A week later, on the 16th, AHS announced two more 8-hour closures for Cold Lake’s emergency department. The first was from 23:00 on 16 March until 7:00 the next morning, and a similar closure starting the evening of the 18th.
On 16 May, AHS announced on 28 April that another community would lose emergency department service: Wabasca-Desmarais.
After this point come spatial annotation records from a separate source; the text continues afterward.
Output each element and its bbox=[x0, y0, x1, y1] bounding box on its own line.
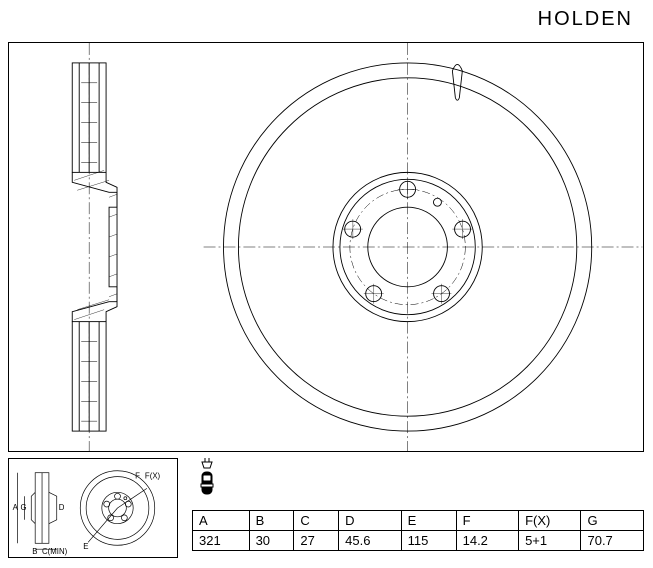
table-header-row: A B C D E F F(X) G bbox=[193, 511, 644, 531]
col-header: G bbox=[581, 511, 644, 531]
main-diagram-frame bbox=[8, 42, 644, 452]
legend-label-g: G bbox=[20, 503, 26, 512]
cell-value: 115 bbox=[401, 531, 456, 551]
cell-value: 321 bbox=[193, 531, 250, 551]
legend-label-cmin: C(MIN) bbox=[42, 547, 68, 556]
cell-value: 14.2 bbox=[456, 531, 518, 551]
legend-label-f: F bbox=[135, 472, 140, 481]
legend-label-b: B bbox=[32, 547, 37, 556]
col-header: F bbox=[456, 511, 518, 531]
cell-value: 5+1 bbox=[519, 531, 581, 551]
col-header: D bbox=[339, 511, 401, 531]
legend-diagram-frame: A G B C(MIN) D E F F(X) bbox=[8, 458, 178, 558]
col-header: C bbox=[294, 511, 339, 531]
col-header: E bbox=[401, 511, 456, 531]
col-header: A bbox=[193, 511, 250, 531]
technical-drawing bbox=[9, 43, 643, 451]
cell-value: 45.6 bbox=[339, 531, 401, 551]
position-icon bbox=[192, 458, 222, 498]
legend-drawing: A G B C(MIN) D E F F(X) bbox=[9, 459, 177, 557]
col-header: F(X) bbox=[519, 511, 581, 531]
cell-value: 30 bbox=[249, 531, 294, 551]
legend-label-a: A bbox=[13, 503, 19, 512]
cell-value: 70.7 bbox=[581, 531, 644, 551]
legend-label-e: E bbox=[83, 542, 88, 551]
brand-label: HOLDEN bbox=[538, 8, 633, 31]
table-value-row: 321 30 27 45.6 115 14.2 5+1 70.7 bbox=[193, 531, 644, 551]
legend-label-d: D bbox=[59, 503, 65, 512]
col-header: B bbox=[249, 511, 294, 531]
dimensions-table: A B C D E F F(X) G 321 30 27 45.6 115 14… bbox=[192, 510, 644, 551]
cell-value: 27 bbox=[294, 531, 339, 551]
legend-label-fx: F(X) bbox=[145, 472, 161, 481]
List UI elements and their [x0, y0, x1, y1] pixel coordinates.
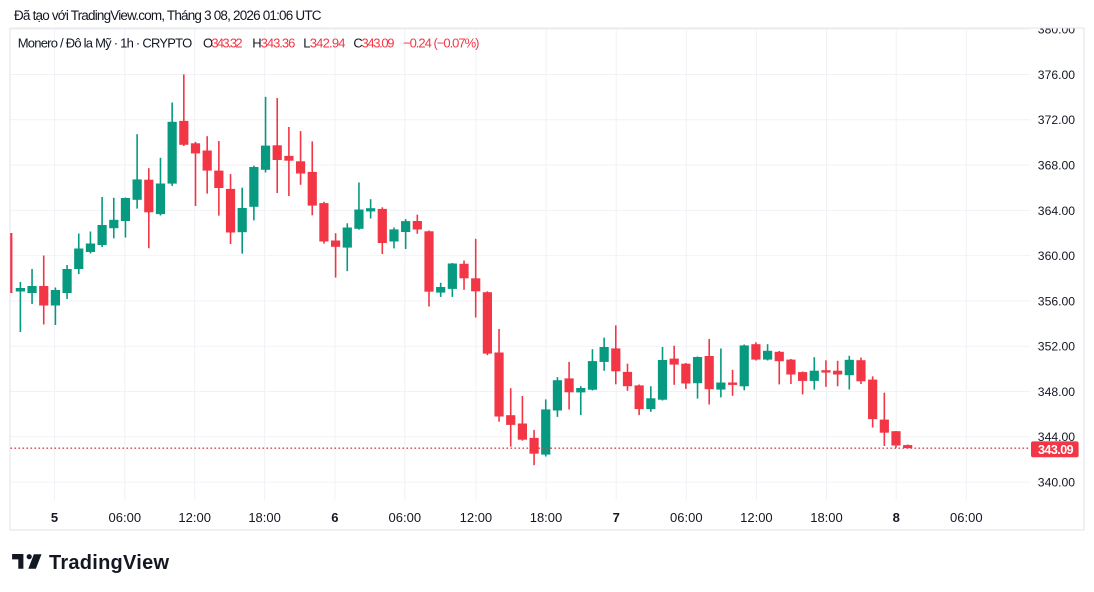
svg-text:360.00: 360.00: [1038, 249, 1075, 263]
svg-text:Monero / Đô la Mỹ · 1h · CRYPT: Monero / Đô la Mỹ · 1h · CRYPTO: [18, 36, 193, 51]
svg-text:12:00: 12:00: [740, 510, 773, 525]
svg-text:06:00: 06:00: [670, 510, 703, 525]
svg-text:H343.36: H343.36: [252, 36, 295, 51]
svg-text:343.09: 343.09: [1038, 443, 1074, 457]
svg-text:8: 8: [893, 510, 900, 525]
svg-text:7: 7: [613, 510, 620, 525]
svg-text:18:00: 18:00: [810, 510, 843, 525]
svg-text:Đã tạo với TradingView.com, Th: Đã tạo với TradingView.com, Tháng 3 08, …: [14, 8, 322, 23]
svg-text:5: 5: [51, 510, 58, 525]
svg-text:364.00: 364.00: [1038, 204, 1075, 218]
svg-text:380.00: 380.00: [1038, 23, 1075, 37]
svg-text:340.00: 340.00: [1038, 476, 1075, 490]
svg-text:348.00: 348.00: [1038, 385, 1075, 399]
svg-text:372.00: 372.00: [1038, 113, 1075, 127]
svg-text:352.00: 352.00: [1038, 340, 1075, 354]
svg-text:TradingView: TradingView: [49, 552, 169, 574]
svg-text:O343.32: O343.32: [203, 36, 243, 51]
svg-text:6: 6: [331, 510, 338, 525]
svg-text:06:00: 06:00: [389, 510, 422, 525]
svg-text:L342.94: L342.94: [303, 36, 345, 51]
svg-text:356.00: 356.00: [1038, 294, 1075, 308]
svg-text:368.00: 368.00: [1038, 159, 1075, 173]
svg-text:344.00: 344.00: [1038, 430, 1075, 444]
svg-text:12:00: 12:00: [460, 510, 493, 525]
svg-text:06:00: 06:00: [950, 510, 983, 525]
svg-text:06:00: 06:00: [109, 510, 142, 525]
svg-text:18:00: 18:00: [248, 510, 281, 525]
svg-text:376.00: 376.00: [1038, 68, 1075, 82]
svg-text:C343.09: C343.09: [353, 36, 394, 51]
svg-text:18:00: 18:00: [530, 510, 563, 525]
svg-text:−0.24 (−0.07%): −0.24 (−0.07%): [403, 36, 480, 51]
svg-text:12:00: 12:00: [178, 510, 211, 525]
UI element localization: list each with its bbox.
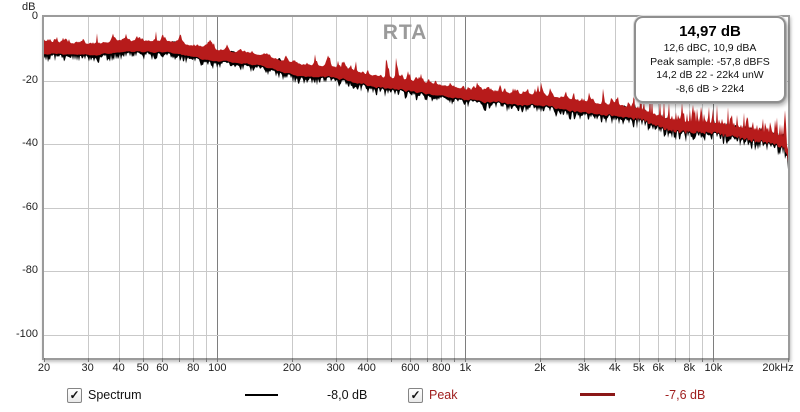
x-tick-label: 3k [577, 362, 590, 374]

According to the announcement, the Wabasca-Desmarais Health Care Centre would have no on-site physician coverage for a 72-hour period, lasting from 8:00 on the morning of the 17th and ending at 08:00 on the 20th.
Nursing staff were on hand for all the closures for triage and assessments only. Any medical emergencies were to be redirected to hospitals over 100 kilometres away, in Boyle, Slave Lake, or Athabasca.
The following day, the Southern Alberta community of Milk River lost its emergency department, which closed for 15 hours as of 17:00 that evening. AHS once again blamed a lack of physicians.
Two days later, the community lost its emergency department for another 15-hour closure, also because of not enough physicians available.
Lac La Biche
On 18 May, AHS announced that they were cancelling both obstetrical and surgical services at the William J. Cadzow Healthcare Centre in Lac La Biche for an undetermined period starting 18 May.
The “temporary pause” was due to a lack of physicians with general practice anesthesia skills, as well as AHS’s inability to secure locum coverage.
On 20 May, AHS announced that the community of Two Hills would have no overnight service for their emergency department between for 4 days. The department would operate as normal between 08:00 and 20:00 those days, returning to the usual 24-hour service on 24 May.
This follows similar closures during the last day of February, all of March, and the first 11 days of April.
Patients needing emergency healthcare were to be redirected to St. Paul or Vegreville.
Four days later, AHS announced an ER 15-hour closure in the community of Bassano. The closure was scheduled to start at 17:00 that evening and end at 8:00 the following morning. Like many of the other closures, this was a result of an insufficient number of physicians.
That same day, they announced a 24-hour closure in the community of Stettler. This closure was to begin at 08:00 on the morning of the 25th, and also was due to not enough physicians.